Five Common Sleep Myths Debunked
From swallowing spiders to counting sheep, there are hundreds of sleep-related myths floating about around us. Here are some of the most common sleep myths debunked:
- The older you get, the less sleep you need: We’ve all heard it said that older people need less sleep than, say, those in their teens and early twenties. According to the National Sleep Foundation, though, this fact is nothing more than a myth. Adults require between seven and nine hours of sleep to promote wakefulness in the morning. With that being said, older adults (those aged 65 and older) can get away with less sleep than adults (those aged 26 to 64 years old).

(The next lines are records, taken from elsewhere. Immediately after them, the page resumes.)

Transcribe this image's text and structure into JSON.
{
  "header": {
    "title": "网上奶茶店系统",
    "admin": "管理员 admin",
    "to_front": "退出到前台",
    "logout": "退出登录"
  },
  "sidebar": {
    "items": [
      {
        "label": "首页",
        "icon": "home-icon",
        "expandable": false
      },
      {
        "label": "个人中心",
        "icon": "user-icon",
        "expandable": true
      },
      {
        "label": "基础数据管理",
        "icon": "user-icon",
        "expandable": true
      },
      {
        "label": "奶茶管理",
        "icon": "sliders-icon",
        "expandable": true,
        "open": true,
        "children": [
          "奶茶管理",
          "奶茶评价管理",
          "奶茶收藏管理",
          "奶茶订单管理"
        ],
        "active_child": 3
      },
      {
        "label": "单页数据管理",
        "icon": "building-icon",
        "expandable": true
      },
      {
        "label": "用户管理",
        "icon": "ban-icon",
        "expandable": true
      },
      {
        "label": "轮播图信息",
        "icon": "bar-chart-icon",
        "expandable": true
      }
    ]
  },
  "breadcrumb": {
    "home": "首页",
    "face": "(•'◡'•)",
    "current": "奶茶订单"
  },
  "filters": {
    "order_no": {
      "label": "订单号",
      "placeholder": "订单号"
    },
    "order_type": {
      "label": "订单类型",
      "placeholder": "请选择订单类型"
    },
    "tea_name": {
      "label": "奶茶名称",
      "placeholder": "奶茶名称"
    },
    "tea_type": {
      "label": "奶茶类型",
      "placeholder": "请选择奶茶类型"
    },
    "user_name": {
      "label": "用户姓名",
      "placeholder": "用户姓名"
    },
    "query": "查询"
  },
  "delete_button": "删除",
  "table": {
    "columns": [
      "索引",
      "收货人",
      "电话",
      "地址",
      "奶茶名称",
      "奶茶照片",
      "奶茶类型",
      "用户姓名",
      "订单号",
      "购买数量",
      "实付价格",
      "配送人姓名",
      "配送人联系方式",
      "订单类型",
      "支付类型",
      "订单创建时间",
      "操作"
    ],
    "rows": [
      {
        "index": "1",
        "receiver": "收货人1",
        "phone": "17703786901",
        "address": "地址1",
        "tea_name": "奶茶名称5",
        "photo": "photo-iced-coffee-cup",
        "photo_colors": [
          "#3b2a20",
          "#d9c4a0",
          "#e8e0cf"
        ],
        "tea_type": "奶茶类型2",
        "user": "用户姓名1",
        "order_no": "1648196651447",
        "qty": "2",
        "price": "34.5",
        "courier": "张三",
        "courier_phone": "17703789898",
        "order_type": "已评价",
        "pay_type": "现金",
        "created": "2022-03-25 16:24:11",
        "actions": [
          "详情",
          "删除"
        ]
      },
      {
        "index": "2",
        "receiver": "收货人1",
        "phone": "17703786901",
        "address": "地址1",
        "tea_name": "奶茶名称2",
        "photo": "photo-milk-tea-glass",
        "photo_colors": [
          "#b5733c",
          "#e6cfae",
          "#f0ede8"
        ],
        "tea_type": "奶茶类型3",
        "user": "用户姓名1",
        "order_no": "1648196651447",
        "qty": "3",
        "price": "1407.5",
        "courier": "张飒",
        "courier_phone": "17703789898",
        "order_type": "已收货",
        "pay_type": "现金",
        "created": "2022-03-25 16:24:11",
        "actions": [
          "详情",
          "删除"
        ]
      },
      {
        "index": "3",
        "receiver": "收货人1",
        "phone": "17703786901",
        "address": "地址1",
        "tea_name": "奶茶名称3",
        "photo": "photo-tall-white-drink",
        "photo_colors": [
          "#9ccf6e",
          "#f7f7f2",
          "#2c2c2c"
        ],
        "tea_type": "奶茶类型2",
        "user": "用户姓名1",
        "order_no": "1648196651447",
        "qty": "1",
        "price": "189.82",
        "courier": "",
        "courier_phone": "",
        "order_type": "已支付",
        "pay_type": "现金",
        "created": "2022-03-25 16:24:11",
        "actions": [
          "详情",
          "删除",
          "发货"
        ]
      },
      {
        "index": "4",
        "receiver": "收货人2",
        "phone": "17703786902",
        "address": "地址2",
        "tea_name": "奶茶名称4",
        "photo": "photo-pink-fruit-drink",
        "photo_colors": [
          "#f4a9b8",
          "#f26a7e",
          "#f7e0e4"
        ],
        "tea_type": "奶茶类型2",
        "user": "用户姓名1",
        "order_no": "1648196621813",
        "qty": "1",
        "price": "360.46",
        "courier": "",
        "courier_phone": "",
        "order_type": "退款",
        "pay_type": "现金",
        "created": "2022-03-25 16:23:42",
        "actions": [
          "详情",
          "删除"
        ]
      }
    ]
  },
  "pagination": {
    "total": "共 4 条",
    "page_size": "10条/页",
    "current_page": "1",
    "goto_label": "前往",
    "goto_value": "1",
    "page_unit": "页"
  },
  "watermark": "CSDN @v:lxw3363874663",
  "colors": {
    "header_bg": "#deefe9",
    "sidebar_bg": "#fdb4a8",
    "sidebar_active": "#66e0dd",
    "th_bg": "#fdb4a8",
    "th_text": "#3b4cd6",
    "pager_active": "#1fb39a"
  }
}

- Counting sheep will help you fall back asleep: Counting sheep is an age-old remedy for restlessness and insomnia, but there’s evidence to suggest that it only distracts the brain rather than relaxing it. Instead, focus on creating a comfortable sleep environment with temperature-regulating bedding, darkening curtains and a comfortable mattress.
- Napping is useless: On the contrary! The Sleep Health Foundation says that short daytime naps can be incredibly useful, especially for adults who experience nighttime sleep loss. Adults can benefit from the occasional 15- to 20-minute naps for alertness and restfulness.
- Insomnia can only be treated with prescription drugs: Medication can be useful for sleeplessness, but there are a few steps you can take before resorting to prescription drugs. Finding the right pajamas, bedding and mattress is important, along with regular exercise and a healthy diet.
- Watching TV helps you fall asleep: A recent study found that, in the U.S., watching TV is the most popular pre-sleep activity. But did you know that research suggests that watching TV may be counterproductive to a good night’s rest? That’s because it can be disruptive rather than relaxing, and the TV’s light output may confuse the body’s biological clock, leading to fewer hours of quality sleep.